Hedge funds grew from a boutique investment area serving wealthy individuals and families to a full-blown institutional phenomenon after Yale and CalPERS gave credence to the category. Cryptocurrencies are on the same path, awaiting that institutional first-mover.
The revolutionary potential of the blockchain and investment opportunities in Bitcoin, cryptocurrencies, and initial coin offerings is today’s topic du jour.
Yet for all the talk, direct institutional investment in the space is essentially nonexistent.
So when will Yale — or another thought leader — dive in?
Capital allocators spend the preponderance of their time surveying the world in search of incremental opportunities to improve their portfolios. They look top down for dislocations and asymmetry, and bottom up for high-quality managers. New investments typically fit into an existing framework, as investment teams and governance boards function most effectively when adhering to an agreed-upon policy statement and investment strategy.
Investing for the long term and sticking to the plan get challenged when a new idea like the blockchain arises that might warrant investment outside of the existing framework.
Diverting a board’s attention can derail the consistent application of a sound process and can take scarce time away from the important decisions that drive returns.
On the other hand, successful investing requires evolutionary thinking — and occasionally a new idea can have a positive impact on a portfolio.
For example, investing in China and India over the last two decades, or recognizing the risk of leverage in the financial system leading into the global financial crisis, would have substantially moved the needle if incorporated at the time.

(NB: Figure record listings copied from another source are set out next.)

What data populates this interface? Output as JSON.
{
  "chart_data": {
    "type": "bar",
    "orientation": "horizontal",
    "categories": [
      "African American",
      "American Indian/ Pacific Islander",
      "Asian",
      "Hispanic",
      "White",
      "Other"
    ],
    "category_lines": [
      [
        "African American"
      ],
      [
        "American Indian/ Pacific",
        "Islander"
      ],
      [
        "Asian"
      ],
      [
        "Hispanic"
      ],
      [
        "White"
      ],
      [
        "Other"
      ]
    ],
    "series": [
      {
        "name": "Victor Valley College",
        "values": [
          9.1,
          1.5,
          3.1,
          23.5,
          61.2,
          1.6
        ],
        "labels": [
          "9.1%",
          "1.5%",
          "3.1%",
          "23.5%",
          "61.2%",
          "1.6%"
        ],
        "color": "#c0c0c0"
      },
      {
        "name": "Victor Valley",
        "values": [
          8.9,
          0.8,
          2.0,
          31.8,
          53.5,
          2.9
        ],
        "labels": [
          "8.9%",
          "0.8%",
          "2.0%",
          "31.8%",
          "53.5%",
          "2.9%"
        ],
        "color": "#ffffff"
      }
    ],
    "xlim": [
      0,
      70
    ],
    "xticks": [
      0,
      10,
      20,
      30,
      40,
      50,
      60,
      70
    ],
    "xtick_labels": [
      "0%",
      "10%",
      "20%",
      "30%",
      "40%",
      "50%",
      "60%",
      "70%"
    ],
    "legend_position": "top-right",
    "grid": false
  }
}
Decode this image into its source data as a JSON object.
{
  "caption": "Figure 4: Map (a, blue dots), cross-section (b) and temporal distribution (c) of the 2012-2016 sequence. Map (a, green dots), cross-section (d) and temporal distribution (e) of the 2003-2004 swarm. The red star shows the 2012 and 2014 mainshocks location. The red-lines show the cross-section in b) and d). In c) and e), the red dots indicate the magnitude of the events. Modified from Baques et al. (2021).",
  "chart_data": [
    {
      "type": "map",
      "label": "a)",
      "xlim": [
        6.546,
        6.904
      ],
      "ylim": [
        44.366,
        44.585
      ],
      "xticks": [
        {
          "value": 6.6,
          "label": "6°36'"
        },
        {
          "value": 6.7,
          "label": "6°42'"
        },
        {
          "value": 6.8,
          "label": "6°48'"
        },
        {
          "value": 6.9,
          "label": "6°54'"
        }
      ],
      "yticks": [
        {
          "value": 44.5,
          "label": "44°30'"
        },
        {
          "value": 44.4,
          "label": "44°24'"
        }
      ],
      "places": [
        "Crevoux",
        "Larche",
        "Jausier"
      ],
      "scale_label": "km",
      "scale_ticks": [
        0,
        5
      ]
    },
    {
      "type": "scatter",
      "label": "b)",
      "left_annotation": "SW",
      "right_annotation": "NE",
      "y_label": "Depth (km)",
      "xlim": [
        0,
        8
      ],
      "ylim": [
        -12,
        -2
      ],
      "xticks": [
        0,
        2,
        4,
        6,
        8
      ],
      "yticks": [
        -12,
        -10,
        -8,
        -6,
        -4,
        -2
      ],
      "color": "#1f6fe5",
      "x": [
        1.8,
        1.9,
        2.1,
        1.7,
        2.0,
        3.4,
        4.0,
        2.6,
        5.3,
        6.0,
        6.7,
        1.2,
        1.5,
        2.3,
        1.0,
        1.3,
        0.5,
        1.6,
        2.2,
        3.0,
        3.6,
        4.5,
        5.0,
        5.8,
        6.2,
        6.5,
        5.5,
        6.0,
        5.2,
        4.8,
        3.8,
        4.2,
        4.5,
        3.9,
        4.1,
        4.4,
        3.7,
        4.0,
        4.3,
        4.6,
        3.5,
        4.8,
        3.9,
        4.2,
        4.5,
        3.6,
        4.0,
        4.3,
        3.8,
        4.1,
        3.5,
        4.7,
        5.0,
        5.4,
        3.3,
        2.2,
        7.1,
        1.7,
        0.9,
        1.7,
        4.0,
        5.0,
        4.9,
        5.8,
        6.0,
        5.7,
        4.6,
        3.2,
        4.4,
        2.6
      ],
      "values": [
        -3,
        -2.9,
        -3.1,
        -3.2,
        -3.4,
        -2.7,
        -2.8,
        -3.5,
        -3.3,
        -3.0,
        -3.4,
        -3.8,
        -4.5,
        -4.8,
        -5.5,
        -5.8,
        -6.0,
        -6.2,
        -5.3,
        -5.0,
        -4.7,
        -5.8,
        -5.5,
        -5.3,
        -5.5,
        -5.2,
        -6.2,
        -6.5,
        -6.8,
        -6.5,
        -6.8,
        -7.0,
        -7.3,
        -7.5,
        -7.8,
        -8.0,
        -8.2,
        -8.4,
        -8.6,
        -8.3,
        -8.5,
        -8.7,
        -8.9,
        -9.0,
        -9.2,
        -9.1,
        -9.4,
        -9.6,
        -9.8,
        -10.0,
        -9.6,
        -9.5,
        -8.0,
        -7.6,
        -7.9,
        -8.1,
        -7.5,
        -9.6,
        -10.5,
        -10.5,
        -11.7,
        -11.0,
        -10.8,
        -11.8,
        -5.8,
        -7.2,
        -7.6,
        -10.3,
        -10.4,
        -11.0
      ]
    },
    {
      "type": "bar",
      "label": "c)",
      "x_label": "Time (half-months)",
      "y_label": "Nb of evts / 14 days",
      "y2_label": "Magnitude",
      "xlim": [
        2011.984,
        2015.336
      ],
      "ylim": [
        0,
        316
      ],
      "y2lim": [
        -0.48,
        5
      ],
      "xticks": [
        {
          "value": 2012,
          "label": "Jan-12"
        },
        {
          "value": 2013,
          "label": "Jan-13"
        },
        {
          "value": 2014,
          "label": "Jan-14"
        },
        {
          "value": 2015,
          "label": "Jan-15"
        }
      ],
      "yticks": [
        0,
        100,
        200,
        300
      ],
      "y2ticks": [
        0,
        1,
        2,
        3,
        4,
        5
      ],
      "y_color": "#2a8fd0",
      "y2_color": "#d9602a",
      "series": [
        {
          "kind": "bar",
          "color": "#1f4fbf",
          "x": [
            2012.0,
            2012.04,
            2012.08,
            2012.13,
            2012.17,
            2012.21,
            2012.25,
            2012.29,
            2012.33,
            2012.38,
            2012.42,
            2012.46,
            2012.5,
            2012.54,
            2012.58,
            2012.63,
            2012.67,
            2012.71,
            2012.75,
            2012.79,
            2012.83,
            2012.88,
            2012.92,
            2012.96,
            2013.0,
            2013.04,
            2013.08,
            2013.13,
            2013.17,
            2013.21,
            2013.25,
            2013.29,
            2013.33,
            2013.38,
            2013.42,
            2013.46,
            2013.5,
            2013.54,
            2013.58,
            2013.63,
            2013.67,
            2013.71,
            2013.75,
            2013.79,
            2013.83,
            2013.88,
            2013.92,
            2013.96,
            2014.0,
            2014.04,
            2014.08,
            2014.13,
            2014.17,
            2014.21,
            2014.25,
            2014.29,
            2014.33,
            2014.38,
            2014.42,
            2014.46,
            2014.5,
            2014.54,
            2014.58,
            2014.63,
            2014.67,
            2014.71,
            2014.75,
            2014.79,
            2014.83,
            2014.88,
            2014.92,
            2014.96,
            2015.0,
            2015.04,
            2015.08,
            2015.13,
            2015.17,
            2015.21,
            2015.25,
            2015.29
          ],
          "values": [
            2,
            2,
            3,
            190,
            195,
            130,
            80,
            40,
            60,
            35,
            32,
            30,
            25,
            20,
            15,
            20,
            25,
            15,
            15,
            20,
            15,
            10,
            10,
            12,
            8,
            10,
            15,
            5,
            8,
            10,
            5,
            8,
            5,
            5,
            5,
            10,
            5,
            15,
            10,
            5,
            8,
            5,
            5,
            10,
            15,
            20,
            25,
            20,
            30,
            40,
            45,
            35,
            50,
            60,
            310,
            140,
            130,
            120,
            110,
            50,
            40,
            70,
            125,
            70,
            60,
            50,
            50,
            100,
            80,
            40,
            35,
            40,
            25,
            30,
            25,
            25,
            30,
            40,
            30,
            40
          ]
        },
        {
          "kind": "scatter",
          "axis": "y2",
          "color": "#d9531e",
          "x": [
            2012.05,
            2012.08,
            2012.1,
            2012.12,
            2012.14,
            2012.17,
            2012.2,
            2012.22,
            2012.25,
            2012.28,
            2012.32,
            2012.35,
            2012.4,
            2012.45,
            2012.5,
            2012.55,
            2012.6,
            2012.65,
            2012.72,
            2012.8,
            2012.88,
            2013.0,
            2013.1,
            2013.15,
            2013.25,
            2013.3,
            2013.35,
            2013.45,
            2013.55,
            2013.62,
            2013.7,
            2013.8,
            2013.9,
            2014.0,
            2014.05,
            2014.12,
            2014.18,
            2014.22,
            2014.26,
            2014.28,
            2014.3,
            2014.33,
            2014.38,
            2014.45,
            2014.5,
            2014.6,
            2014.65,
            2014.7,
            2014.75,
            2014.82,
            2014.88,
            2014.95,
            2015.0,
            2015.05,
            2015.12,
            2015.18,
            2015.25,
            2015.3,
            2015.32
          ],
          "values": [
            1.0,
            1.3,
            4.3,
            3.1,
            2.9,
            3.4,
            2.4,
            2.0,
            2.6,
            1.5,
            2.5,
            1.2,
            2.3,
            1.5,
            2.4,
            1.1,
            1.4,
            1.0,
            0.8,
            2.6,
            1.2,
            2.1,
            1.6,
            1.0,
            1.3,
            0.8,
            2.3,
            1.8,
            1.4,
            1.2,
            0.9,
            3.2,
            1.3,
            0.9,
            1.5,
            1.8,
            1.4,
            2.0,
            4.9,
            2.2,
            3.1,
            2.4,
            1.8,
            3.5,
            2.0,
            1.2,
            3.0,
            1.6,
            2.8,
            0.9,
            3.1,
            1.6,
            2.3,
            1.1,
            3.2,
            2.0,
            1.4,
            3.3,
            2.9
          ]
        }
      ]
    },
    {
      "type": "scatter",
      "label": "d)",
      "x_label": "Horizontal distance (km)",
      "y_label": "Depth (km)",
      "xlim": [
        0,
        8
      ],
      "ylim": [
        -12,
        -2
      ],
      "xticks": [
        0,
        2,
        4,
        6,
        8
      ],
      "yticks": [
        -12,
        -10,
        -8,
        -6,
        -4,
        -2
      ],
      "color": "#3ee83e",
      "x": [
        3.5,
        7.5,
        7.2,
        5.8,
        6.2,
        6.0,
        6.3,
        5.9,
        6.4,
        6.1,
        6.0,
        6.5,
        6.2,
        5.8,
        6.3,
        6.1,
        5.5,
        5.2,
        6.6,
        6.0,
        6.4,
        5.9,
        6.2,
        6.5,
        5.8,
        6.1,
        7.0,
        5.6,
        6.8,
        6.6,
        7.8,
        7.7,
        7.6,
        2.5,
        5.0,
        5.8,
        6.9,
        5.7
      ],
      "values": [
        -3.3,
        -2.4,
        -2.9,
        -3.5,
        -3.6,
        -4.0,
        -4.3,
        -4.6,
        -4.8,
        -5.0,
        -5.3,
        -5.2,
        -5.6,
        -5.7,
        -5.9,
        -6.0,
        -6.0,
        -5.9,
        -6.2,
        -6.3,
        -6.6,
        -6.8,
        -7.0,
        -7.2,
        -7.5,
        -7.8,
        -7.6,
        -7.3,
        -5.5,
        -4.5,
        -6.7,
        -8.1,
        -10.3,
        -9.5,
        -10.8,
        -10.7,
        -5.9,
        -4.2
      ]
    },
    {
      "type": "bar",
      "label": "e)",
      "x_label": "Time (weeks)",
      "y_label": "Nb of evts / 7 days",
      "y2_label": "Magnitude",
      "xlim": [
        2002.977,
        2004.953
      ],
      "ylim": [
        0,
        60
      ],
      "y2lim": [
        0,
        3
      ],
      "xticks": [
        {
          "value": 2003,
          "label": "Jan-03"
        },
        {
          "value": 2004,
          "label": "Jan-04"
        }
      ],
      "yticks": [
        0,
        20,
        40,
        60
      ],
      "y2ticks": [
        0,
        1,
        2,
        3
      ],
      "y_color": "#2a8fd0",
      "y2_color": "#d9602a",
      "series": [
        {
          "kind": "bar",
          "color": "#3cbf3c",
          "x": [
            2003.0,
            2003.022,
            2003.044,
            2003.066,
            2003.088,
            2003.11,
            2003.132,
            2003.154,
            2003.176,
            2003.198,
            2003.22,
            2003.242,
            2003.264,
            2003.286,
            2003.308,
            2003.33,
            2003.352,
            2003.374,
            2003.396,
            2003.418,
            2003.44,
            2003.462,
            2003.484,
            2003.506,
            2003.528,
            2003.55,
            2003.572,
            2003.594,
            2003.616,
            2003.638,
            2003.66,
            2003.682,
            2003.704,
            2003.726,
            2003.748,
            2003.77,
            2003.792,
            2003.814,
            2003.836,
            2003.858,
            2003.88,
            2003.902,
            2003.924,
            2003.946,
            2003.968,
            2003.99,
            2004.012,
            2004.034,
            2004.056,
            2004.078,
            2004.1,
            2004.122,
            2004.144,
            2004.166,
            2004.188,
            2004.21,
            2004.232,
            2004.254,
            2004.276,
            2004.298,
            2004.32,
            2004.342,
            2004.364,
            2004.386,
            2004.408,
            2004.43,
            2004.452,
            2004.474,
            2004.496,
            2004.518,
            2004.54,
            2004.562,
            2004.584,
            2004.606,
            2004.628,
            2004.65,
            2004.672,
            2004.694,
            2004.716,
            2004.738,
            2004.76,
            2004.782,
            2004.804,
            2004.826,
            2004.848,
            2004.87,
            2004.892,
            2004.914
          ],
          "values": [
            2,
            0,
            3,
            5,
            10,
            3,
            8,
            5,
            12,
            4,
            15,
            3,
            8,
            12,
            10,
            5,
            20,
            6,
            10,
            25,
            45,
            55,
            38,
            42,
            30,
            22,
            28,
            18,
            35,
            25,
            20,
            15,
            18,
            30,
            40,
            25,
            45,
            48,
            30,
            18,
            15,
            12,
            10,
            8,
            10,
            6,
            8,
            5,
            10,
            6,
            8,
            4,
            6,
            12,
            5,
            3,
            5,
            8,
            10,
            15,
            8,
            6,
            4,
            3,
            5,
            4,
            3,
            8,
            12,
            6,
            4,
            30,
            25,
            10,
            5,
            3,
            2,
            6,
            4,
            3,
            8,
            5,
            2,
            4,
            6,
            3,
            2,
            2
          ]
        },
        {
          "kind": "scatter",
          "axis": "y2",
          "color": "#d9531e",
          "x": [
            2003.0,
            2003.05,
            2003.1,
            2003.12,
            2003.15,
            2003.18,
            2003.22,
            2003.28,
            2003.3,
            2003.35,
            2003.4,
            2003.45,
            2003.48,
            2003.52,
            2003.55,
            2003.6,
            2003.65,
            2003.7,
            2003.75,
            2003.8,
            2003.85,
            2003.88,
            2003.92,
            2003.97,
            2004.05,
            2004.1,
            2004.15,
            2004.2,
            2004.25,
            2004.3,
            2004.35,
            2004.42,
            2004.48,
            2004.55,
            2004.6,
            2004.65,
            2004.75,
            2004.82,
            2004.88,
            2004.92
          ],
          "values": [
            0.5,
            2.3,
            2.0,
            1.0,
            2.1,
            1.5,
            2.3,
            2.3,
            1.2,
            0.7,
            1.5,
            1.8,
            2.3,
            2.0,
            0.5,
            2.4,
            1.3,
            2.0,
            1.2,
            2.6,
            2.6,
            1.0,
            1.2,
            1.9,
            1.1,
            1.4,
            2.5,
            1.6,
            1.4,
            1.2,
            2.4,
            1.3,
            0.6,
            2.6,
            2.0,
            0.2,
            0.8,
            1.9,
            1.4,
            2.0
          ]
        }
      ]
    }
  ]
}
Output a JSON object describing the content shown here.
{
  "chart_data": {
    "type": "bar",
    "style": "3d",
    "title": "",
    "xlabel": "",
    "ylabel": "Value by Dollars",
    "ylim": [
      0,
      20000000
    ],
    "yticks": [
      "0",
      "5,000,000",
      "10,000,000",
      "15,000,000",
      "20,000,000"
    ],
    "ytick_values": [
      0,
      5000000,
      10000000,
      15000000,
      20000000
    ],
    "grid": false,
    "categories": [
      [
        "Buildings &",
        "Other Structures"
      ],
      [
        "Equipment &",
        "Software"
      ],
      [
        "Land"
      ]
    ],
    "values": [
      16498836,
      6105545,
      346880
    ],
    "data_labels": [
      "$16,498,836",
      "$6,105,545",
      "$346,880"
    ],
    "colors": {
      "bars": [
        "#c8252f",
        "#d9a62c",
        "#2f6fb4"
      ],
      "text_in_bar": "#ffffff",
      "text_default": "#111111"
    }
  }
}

Most boards default to following inertia — and are wise to do so. Governance bodies work hard to execute on a defined process in normal times; adding a layer of complexity by defining a process for change is even harder. Adopting a new investment area is the very “uninstitutional behavior demanded of institutions” that Yale endowment legend David Swensen wrote about years ago.
Yet new ideas inevitably enter the mainstream. Diversification into global equities, absolute-return strategies, and private equity were all once off limits to institutions, only to become common practice.
The mechanism for their adoption follows a recurring pattern. Early adopters tend to be high-net-worth family offices and individuals who can take risk on their capital without risking their careers. When the investments prove fruitful, those individuals encourage the boards on which they serve to investigate the areas. Early institutional movers with credibility and support from their boards then dip their toes in the water. If those early allocations are successful, word eventually gets out broadly, offering support for those with more rigid requirements to put big dollars to work.
The rise of hedge funds as an asset class exemplifies this process.
After generating high returns for a small group of investors in the 1980s and ’90s, Yale and the California pension giant CalPERS publicly gave credence to the category. Shortly thereafter, hedge funds experienced a wildly successful period of relative performance, and board discussions flipped from “Why would you consider such a risky, opaque investment?” to “Why aren’t we investing in this important diversifying return stream?” Over time, hedge funds grew from a boutique investment area serving wealthy individuals and families to a full-blown phenomenon.
Investment in Bitcoin and crypto assets is starting with individuals, family offices, and venture capitalists. Should these investments prove successful — and the perception of risk-reward shift from volatile and binary to exciting with definable risk — we may see a move up the food chain.
For that to happen, someone must move first.
Ari Paul left his seat at the University of Chicago endowment two years ago to create BlockTower Capital, a leading crypto hedge fund. Asked when the University of Chicago endowment would invest in Bitcoin, he proclaims, “Six months after Yale does.”
Crypto assets are a long way from constituting a new asset class. Stewards of capital researching crypto investments find sufficient concerns about security, volatility, and intrinsic value to risk a substantial position. Instead they are getting limited indirect exposure from their venture capital and hedge fund manager allocations.
If you listen to experts like Paul describe what will happen over the next decade or two, it’s hard to ignore the possibility that we are on the cusp of another technological innovation as important as the internet.
If that proves to be the case, the early movers to make significant direct allocations will reap the greatest rewards.
The next big investment opportunity could be staring us in the face. Who will be first to make the leap?